In this talk, Dr. Stephen Volz, NESDIS Assistant Administrator, will discuss near-term NESDIS activities within the context of broader NESDIS strategic planning, including his vision for NESDIS beyond the coming decade.
2015 saw numerous NESDIS activities that made an impact on the Earth observation and forecasting communities: a NESDIS reorganization focused on increasing ground services and enterprise systems engineering capabilities, release of the BAMS State of the Climate in 2014 showed record temperatures around the globe, a successful NOAA satellite conference prepared users for the new capabilities coming with JPSS and GOES-R, a workshop addressed NESDIS' plans and direction in use of commercial sector capabilities, the Coordination Group on Meteorological Satellites 43rd Plenary Session was hosted by NOAA, and DSCOVR, the nation's first operational space weather satellite, was successfully launched.

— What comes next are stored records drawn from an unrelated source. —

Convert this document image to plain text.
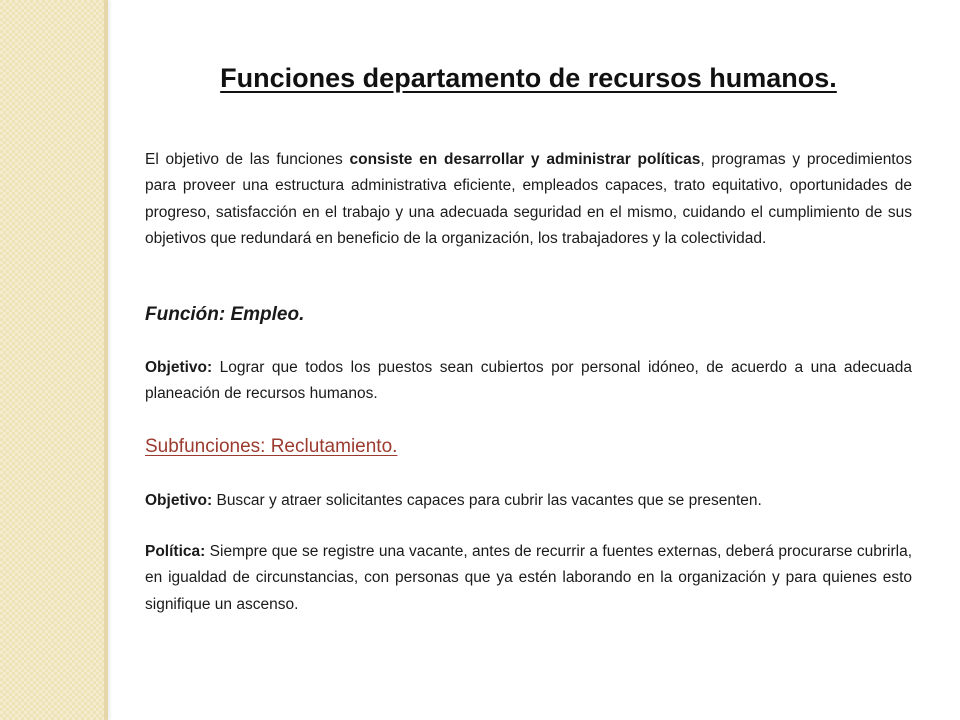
Funciones departamento de recursos humanos.

El objetivo de las funciones consiste en desarrollar y administrar políticas, programas y procedimientos para proveer una estructura administrativa eficiente, empleados capaces, trato equitativo, oportunidades de progreso, satisfacción en el trabajo y una adecuada seguridad en el mismo, cuidando el cumplimiento de sus objetivos que redundará en beneficio de la organización, los trabajadores y la colectividad.

Función: Empleo.

Objetivo: Lograr que todos los puestos sean cubiertos por personal idóneo, de acuerdo a una adecuada planeación de recursos humanos.

Subfunciones: Reclutamiento.

Objetivo: Buscar y atraer solicitantes capaces para cubrir las vacantes que se presenten.

Política: Siempre que se registre una vacante, antes de recurrir a fuentes externas, deberá procurarse cubrirla, en igualdad de circunstancias, con personas que ya estén laborando en la organización y para quienes esto signifique un ascenso.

NESDIS activities in 2016 and beyond will build on these developments to further benefit the meteorological community, including the launches of Jason-3, GOES-R, COSMIC-2, and JPSS-1. These satellites bring advanced capabilities that will continue to be the backbone of space-based environmental information provided by NOAA. Meanwhile, NESDIS is looking toward the 2030s and beyond, conducting bottoms-up space segment architecture studies, implementing an enterprise ground system, participating in the National Research Council's second Earth Science and Applications from Space Decadal Survey, and considering how non-NOAA sources of data, including commercial data, can contribute to the NOAA mission.